Guy Forster, vice president of the Association of Personal Injury Lawyers, said: "Some of these claims involve children who have suffered catastrophic injuries at birth and will require care for the rest of their lives."

System under strain

Critics argue that the soaring payouts reflect a system under intense strain, with staff shortages and underinvestment contributing to avoidable harm. Investigations have been conducted into deaths caused by poor care at maternity units in Morecambe Bay, Shrewsbury and Telford, and East Kent, resulting in 748 recommendations for improvement. The largest maternity inquiry in NHS history, examining around 2,500 cases in Nottingham, is due to report in June, while another inquiry was recently announced into care at Leeds Teaching Hospitals NHS Trust.

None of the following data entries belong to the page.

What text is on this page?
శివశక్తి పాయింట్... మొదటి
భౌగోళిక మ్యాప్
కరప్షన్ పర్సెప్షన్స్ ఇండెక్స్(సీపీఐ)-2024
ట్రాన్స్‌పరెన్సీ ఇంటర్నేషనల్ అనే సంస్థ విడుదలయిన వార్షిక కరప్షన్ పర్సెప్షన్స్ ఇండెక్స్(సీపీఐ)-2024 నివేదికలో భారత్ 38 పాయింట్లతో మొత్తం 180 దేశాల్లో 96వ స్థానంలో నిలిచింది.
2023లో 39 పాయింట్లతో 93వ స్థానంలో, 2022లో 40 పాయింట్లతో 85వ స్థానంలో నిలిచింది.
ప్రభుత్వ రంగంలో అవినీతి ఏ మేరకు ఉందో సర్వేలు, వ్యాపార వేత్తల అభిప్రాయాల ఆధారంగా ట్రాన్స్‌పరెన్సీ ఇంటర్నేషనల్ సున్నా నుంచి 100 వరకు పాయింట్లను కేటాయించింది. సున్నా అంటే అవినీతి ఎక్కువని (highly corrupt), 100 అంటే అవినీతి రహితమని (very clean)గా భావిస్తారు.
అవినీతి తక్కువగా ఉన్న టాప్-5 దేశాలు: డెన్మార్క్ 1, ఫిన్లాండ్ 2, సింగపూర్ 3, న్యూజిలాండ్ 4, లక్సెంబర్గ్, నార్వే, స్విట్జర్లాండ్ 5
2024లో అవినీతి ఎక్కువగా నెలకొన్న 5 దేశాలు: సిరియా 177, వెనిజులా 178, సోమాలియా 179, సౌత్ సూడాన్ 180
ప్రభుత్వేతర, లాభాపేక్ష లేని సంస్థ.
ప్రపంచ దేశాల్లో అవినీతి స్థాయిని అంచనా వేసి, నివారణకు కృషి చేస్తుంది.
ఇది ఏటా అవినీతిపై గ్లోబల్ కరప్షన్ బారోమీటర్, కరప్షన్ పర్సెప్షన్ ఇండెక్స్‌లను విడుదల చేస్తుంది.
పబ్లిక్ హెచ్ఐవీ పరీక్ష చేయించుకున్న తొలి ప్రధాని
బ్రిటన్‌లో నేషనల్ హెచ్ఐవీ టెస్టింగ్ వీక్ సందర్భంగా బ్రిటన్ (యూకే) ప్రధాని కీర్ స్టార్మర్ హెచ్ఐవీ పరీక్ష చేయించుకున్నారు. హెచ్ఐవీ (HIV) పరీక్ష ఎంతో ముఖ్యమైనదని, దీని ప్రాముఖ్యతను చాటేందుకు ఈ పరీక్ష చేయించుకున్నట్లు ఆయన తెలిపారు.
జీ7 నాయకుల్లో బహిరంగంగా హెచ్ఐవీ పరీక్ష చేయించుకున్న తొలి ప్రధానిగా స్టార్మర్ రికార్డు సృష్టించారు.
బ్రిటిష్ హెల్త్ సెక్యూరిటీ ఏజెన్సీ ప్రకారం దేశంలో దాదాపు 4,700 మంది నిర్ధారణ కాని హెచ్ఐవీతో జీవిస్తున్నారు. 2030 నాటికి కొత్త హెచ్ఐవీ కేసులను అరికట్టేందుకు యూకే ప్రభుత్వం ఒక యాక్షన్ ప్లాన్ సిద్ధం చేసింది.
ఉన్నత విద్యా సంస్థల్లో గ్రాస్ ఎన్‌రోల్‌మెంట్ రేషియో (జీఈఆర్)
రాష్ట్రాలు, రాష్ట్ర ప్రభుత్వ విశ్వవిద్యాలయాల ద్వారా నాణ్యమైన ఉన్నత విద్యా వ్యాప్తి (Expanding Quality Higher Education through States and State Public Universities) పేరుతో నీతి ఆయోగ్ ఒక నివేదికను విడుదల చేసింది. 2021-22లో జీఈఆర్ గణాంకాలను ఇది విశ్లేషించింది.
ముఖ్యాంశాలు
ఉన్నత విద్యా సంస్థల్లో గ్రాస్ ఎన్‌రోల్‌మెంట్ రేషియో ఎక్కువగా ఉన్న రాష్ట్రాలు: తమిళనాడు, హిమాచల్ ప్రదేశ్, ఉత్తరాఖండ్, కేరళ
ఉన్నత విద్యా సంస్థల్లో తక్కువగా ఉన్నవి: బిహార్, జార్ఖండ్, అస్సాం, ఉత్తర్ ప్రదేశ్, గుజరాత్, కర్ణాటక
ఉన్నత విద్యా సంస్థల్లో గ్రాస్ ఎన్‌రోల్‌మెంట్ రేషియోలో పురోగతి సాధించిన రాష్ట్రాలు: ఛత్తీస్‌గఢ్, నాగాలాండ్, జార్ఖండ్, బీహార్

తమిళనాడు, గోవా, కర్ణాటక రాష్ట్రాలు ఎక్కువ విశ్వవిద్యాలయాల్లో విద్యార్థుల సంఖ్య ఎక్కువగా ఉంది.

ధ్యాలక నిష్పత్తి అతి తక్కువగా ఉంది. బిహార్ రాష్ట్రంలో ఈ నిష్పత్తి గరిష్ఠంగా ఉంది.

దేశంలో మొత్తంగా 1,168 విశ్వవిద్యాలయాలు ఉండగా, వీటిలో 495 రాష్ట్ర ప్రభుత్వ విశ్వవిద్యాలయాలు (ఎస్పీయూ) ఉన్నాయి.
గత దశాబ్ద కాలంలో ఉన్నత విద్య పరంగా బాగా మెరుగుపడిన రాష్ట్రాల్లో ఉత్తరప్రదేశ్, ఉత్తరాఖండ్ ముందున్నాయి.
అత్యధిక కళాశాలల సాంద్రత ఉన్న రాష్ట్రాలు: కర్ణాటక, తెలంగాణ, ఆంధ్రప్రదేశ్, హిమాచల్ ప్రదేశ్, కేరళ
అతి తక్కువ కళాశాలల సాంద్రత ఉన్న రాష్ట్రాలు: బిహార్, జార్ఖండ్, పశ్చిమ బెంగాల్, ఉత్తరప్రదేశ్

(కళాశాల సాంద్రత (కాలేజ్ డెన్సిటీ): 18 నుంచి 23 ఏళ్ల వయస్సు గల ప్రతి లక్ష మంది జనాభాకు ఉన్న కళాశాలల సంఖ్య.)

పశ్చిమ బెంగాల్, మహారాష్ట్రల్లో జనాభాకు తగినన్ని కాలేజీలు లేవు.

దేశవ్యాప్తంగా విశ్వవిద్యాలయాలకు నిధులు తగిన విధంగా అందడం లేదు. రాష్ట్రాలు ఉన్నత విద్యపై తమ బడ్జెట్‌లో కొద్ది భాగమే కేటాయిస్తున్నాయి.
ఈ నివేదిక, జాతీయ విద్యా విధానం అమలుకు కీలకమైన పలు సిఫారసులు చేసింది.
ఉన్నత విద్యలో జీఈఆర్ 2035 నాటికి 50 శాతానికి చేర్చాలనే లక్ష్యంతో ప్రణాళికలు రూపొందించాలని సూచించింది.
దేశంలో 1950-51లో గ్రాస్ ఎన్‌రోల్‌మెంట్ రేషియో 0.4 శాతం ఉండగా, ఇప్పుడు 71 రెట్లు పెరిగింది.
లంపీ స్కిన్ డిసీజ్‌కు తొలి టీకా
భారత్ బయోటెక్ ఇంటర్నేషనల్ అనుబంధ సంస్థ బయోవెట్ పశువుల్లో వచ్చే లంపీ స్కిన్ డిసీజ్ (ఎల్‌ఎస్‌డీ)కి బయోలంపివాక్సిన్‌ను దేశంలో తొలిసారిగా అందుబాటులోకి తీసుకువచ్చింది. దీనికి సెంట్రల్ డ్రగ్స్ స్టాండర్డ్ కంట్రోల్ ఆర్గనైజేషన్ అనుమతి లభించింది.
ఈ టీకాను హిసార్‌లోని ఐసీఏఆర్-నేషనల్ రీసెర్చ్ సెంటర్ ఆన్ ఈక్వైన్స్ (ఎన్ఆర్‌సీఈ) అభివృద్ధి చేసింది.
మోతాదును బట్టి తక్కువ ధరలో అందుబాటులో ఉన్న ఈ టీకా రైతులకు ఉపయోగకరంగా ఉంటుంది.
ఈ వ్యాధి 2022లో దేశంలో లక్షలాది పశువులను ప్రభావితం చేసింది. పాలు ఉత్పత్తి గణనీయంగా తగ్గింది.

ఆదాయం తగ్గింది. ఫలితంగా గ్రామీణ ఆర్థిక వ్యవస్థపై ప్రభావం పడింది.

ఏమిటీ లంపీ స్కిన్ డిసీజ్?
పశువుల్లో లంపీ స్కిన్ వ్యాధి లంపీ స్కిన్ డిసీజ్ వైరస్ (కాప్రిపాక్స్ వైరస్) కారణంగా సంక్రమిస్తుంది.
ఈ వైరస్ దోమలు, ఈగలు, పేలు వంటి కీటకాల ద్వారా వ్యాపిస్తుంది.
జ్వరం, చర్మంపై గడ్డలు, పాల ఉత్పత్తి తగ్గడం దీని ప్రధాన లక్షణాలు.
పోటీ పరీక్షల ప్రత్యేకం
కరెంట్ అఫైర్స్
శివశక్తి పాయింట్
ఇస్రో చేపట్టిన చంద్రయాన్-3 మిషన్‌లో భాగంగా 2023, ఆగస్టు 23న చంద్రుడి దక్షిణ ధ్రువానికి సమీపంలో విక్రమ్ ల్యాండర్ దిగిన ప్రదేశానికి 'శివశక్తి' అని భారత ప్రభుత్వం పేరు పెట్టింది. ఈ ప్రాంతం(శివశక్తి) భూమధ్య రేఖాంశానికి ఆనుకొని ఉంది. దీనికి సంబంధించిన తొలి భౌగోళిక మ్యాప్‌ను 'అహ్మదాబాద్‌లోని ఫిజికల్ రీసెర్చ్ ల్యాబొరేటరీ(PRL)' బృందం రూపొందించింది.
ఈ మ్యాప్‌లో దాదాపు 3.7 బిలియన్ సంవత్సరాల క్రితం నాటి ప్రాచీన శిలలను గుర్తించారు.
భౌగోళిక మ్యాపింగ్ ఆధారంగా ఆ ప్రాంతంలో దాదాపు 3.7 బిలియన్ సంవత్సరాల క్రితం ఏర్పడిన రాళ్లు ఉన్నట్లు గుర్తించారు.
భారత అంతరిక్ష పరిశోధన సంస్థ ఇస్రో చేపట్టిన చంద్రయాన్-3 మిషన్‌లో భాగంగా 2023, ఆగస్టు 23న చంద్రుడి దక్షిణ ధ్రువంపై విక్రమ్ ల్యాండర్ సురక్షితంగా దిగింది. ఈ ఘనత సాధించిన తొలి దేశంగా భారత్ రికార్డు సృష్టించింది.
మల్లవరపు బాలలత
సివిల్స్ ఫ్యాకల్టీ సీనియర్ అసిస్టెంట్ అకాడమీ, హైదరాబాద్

Initial findings from Baroness Valerie Amos's national inquiry revealed that many families felt there had been a "cover up" and defensiveness from NHS trusts after something went wrong, with suspicions that medical notes had been amended or redacted. Some mothers believed the system incentivized recording deaths as stillbirths to prevent coroner investigations. The inquiry pointed to a lack of NHS capacity and maternity workforce shortages that have built up over the last decade.

Midwives and delays

Midwives warned that vital antenatal appointments were too brief, mothers faced waits for medical assessments, and when babies were born, some inductions and caesarean section procedures were delayed. Forster added: "Every penny spent is caused by negligence that should have been avoided. Families are forced to turn to lawyers to get answers because the NHS is not always transparent about what went wrong, despite a duty to be candid. Failure to be open delays justice, increases legal costs, and prevents vital lessons from being learned."

Safety concerns

In October 2024, the Care Quality Commission warned that almost two-thirds of maternity units in England were unsafe, with standards deteriorating rather than improving. An NHS England spokesperson said: "The NHS has taken significant steps to strengthen maternity and neonatal safety, including introducing an early warning system to identify serious issues and implementing a national maternity care bundle to improve standards."